Klar doch, dass die 1979er Eszencia im Probenreigen nicht fehlte. Von den einst gefüllten 160 kleinen Flaschen, deren Inhalt nur mühsam in die Gärung kam, ist noch ein kleiner Vorrat vorhanden. Gesprochen wurde auch über den weiteren Werdegang von Freund Stieglmar, der sich mal an einen knochentrockenen Wein mit 11,5 Promille Säure wagte und das Produkt als „Wein für harte Männer“ bezeichnete. Sein schwierigstes Jahr war 1985, als der Glykol-Skandal hochkochte und er schriftlich beschimpft und in Deutschland von Händlern als Lieferant gestrichen wurde, weil ein Golser Namensvetter einen Weltrekord aufgestellt hatte: mehr als 60 g/l Glykol im Liter Wein. Den Glykol-Listen, die in Deutschland kursierten, war nicht zu entnehmen, welcher Stieglmar sich damals offenbar radikal beim Panschen verrechnet hatte. Denn die meisten Glykol-Wein enthielten allenfalls wenige Gramm oder unter einem Gramm des unerlaubten Zusatzes.

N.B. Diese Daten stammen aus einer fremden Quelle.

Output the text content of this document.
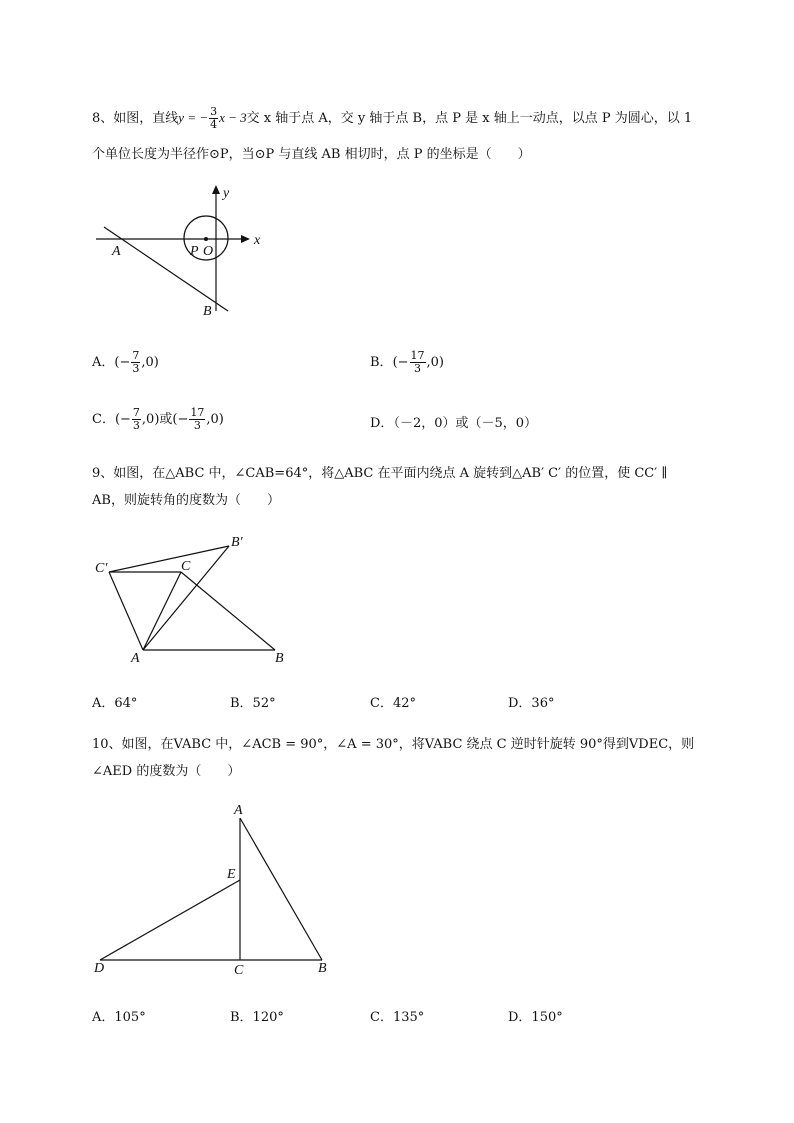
8、如图，直线y = − $\frac{3}{4}$ x − 3交 x 轴于点 A，交 y 轴于点 B，点 P 是 x 轴上一动点，以点 P 为圆心，以 1
个单位长度为半径作⊙P，当⊙P 与直线 AB 相切时，点 P 的坐标是（　　）
y
x
A	P O
B
A．(− $\frac{7}{3} ,0$)	B．(− $\frac{17}{3} ,0$)
C．(− $\frac{7}{3} ,0$)或(− $\frac{17}{3} ,0$)	D．（－2，0）或（－5，0）
9、如图，在△ABC 中，∠CAB=64°，将△ABC 在平面内绕点 A 旋转到△AB′ C′ 的位置，使 CC′ ∥
AB，则旋转角的度数为（　　）
C′	C
B′
A	B
A．64°	B．52°	C．42°	D．36°
10、如图，在VABC 中，∠ACB = 90°，∠A = 30°，将VABC 绕点 C 逆时针旋转 90°得到VDEC，则
∠AED 的度数为（　　）
A
E
D	C	B
A．105°	B．120°	C．135°	D．150°
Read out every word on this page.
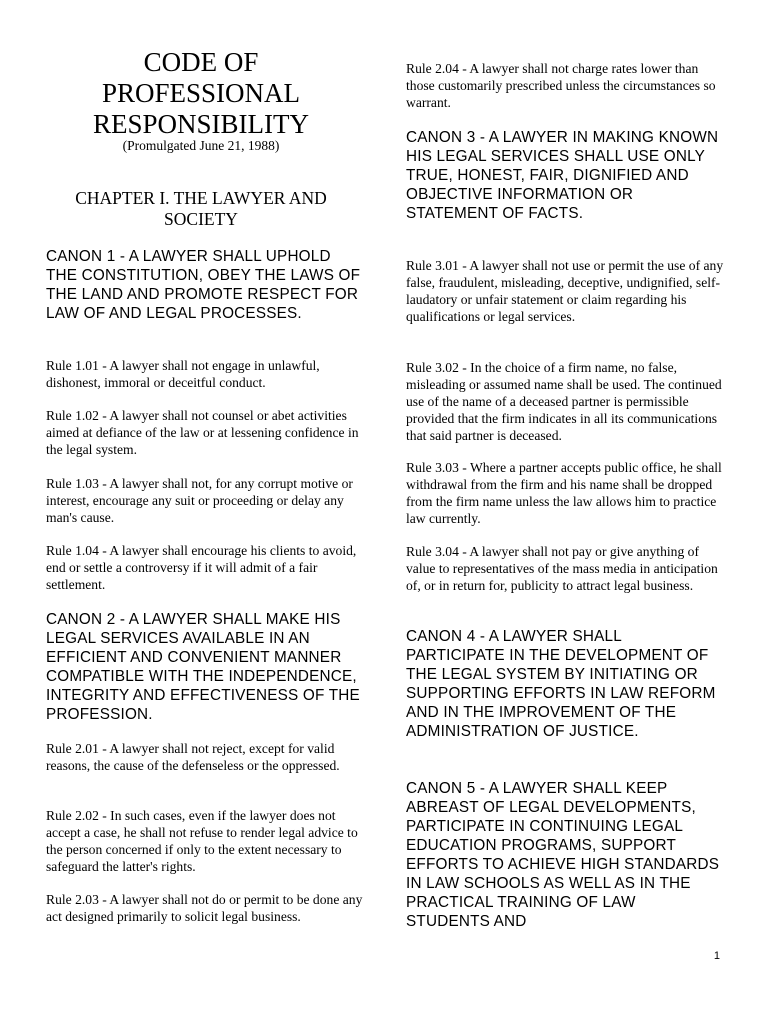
CODE OF PROFESSIONAL RESPONSIBILITY
(Promulgated June 21, 1988)
CHAPTER I. THE LAWYER AND SOCIETY

CANON 1 - A LAWYER SHALL UPHOLD THE CONSTITUTION, OBEY THE LAWS OF THE LAND AND PROMOTE RESPECT FOR LAW OF AND LEGAL PROCESSES.

Rule 1.01 - A lawyer shall not engage in unlawful, dishonest, immoral or deceitful conduct.

Rule 1.02 - A lawyer shall not counsel or abet activities aimed at defiance of the law or at lessening confidence in the legal system.

Rule 1.03 - A lawyer shall not, for any corrupt motive or interest, encourage any suit or proceeding or delay any man's cause.

Rule 1.04 - A lawyer shall encourage his clients to avoid, end or settle a controversy if it will admit of a fair settlement.

CANON 2 - A LAWYER SHALL MAKE HIS LEGAL SERVICES AVAILABLE IN AN EFFICIENT AND CONVENIENT MANNER COMPATIBLE WITH THE INDEPENDENCE, INTEGRITY AND EFFECTIVENESS OF THE PROFESSION.

Rule 2.01 - A lawyer shall not reject, except for valid reasons, the cause of the defenseless or the oppressed.

Rule 2.02 - In such cases, even if the lawyer does not accept a case, he shall not refuse to render legal advice to the person concerned if only to the extent necessary to safeguard the latter's rights.

Rule 2.03 - A lawyer shall not do or permit to be done any act designed primarily to solicit legal business.

Rule 2.04 - A lawyer shall not charge rates lower than those customarily prescribed unless the circumstances so warrant.

CANON 3 - A LAWYER IN MAKING KNOWN HIS LEGAL SERVICES SHALL USE ONLY TRUE, HONEST, FAIR, DIGNIFIED AND OBJECTIVE INFORMATION OR STATEMENT OF FACTS.

Rule 3.01 - A lawyer shall not use or permit the use of any false, fraudulent, misleading, deceptive, undignified, self-laudatory or unfair statement or claim regarding his qualifications or legal services.

Rule 3.02 - In the choice of a firm name, no false, misleading or assumed name shall be used. The continued use of the name of a deceased partner is permissible provided that the firm indicates in all its communications that said partner is deceased.

Rule 3.03 - Where a partner accepts public office, he shall withdrawal from the firm and his name shall be dropped from the firm name unless the law allows him to practice law currently.

Rule 3.04 - A lawyer shall not pay or give anything of value to representatives of the mass media in anticipation of, or in return for, publicity to attract legal business.

CANON 4 - A LAWYER SHALL PARTICIPATE IN THE DEVELOPMENT OF THE LEGAL SYSTEM BY INITIATING OR SUPPORTING EFFORTS IN LAW REFORM AND IN THE IMPROVEMENT OF THE ADMINISTRATION OF JUSTICE.

CANON 5 - A LAWYER SHALL KEEP ABREAST OF LEGAL DEVELOPMENTS, PARTICIPATE IN CONTINUING LEGAL EDUCATION PROGRAMS, SUPPORT EFFORTS TO ACHIEVE HIGH STANDARDS IN LAW SCHOOLS AS WELL AS IN THE PRACTICAL TRAINING OF LAW STUDENTS AND

1
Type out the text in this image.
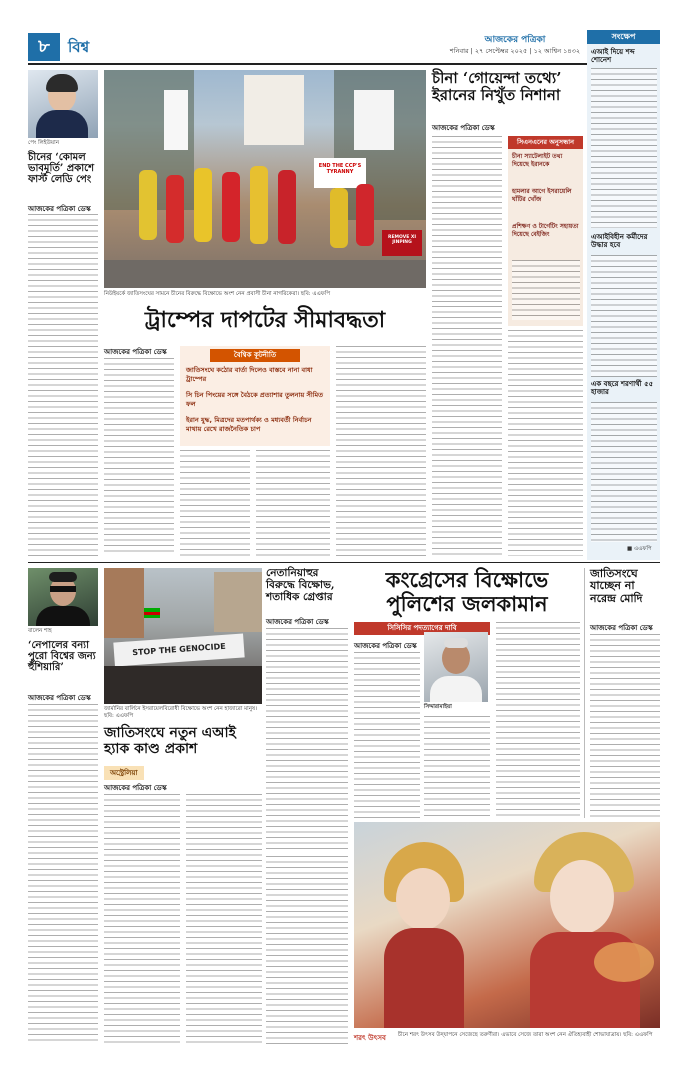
৮	বিশ্ব	আজকের পত্রিকা
শনিবার | ২৭ সেপ্টেম্বর ২০২৫ | ১২ আশ্বিন ১৪৩২
সংক্ষেপ
এআই দিয়ে শব্দ শোনেশ
এআইবিহীন কর্মীদের উদ্ধার হবে
এক বছরে শরণার্থী ৫৫ হাজার
■ এএফপি
পেং লিইউয়ান
চীনের ‘কোমল ভাবমূর্তি’ প্রকাশে ফার্স্ট লেডি পেং
আজকের পত্রিকা ডেস্ক
END THE CCP'S TYRANNY
REMOVE XI JINPING
নিউইয়র্কে জাতিসংঘের সামনে চীনের বিরুদ্ধে বিক্ষোভে অংশ নেন প্রবাসী চীনা নাগরিকেরা। ছবি: এএফপি
চীনা ‘গোয়েন্দা তথ্যে’ ইরানের নিখুঁত নিশানা
আজকের পত্রিকা ডেস্ক
সিএনএনের অনুসন্ধান
চীনা স্যাটেলাইট তথ্য দিয়েছে ইরানকে
হামলার আগে ইসরায়েলি ঘাঁটির খোঁজ
প্রশিক্ষণ ও টার্গেটিং সহায়তা দিয়েছে বেইজিং
ট্রাম্পের দাপটের সীমাবদ্ধতা
আজকের পত্রিকা ডেস্ক	বৈশ্বিক কূটনীতি
জাতিসংঘে কঠোর বার্তা দিলেও বাস্তবে নানা বাধা ট্রাম্পের
সি চিন পিংয়ের সঙ্গে বৈঠকে প্রত্যাশার তুলনায় সীমিত ফল
ইরান যুদ্ধ, মিত্রদের মতপার্থক্য ও মধ্যবর্তী নির্বাচন মাথায় রেখে রাজনৈতিক চাপ
বালেন শাহ
‘নেপালের বন্যা পুরো বিশ্বের জন্য হুঁশিয়ারি’
আজকের পত্রিকা ডেস্ক
STOP THE GENOCIDE
জার্মানির বার্লিনে ইসরায়েলবিরোধী বিক্ষোভে অংশ নেন হাজারো মানুষ। ছবি: এএফপি
নেতানিয়াহুর বিরুদ্ধে বিক্ষোভ, শতাধিক গ্রেপ্তার
আজকের পত্রিকা ডেস্ক
জাতিসংঘে নতুন এআই হ্যাক কাণ্ড প্রকাশ
অস্ট্রেলিয়া
আজকের পত্রিকা ডেস্ক
কংগ্রেসের বিক্ষোভে পুলিশের জলকামান
সিসিসির পদত্যাগের দাবি
আজকের পত্রিকা ডেস্ক
সিদ্দারামাইয়া
জাতিসংঘে যাচ্ছেন না নরেন্দ্র মোদি
আজকের পত্রিকা ডেস্ক
শরৎ উৎসব চীনে শরৎ উৎসব উদ্‌যাপনে সেজেছে তরুণীরা। এভাবে সেজে তারা অংশ নেন ঐতিহ্যবাহী শোভাযাত্রায়। ছবি: এএফপি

Die Lehre aus Glykol führte später zu einer Namensänderung des Weingutes in Juris. Georg überstand die kritische Phase durch seine konsequente Qualitätspolitik und konnte 15 Jahre später einen florierenden Betrieb an Junior Axel übergeben. Aber bis vor wenigen Jahren machte er nebenbei als Weinbauer weiter und bewirtschaftete in Ungarn einen Weingarten. Doch inzwischen hat er sich zum Ruhestand durchgerungen – vermutlich ziemlich ungern.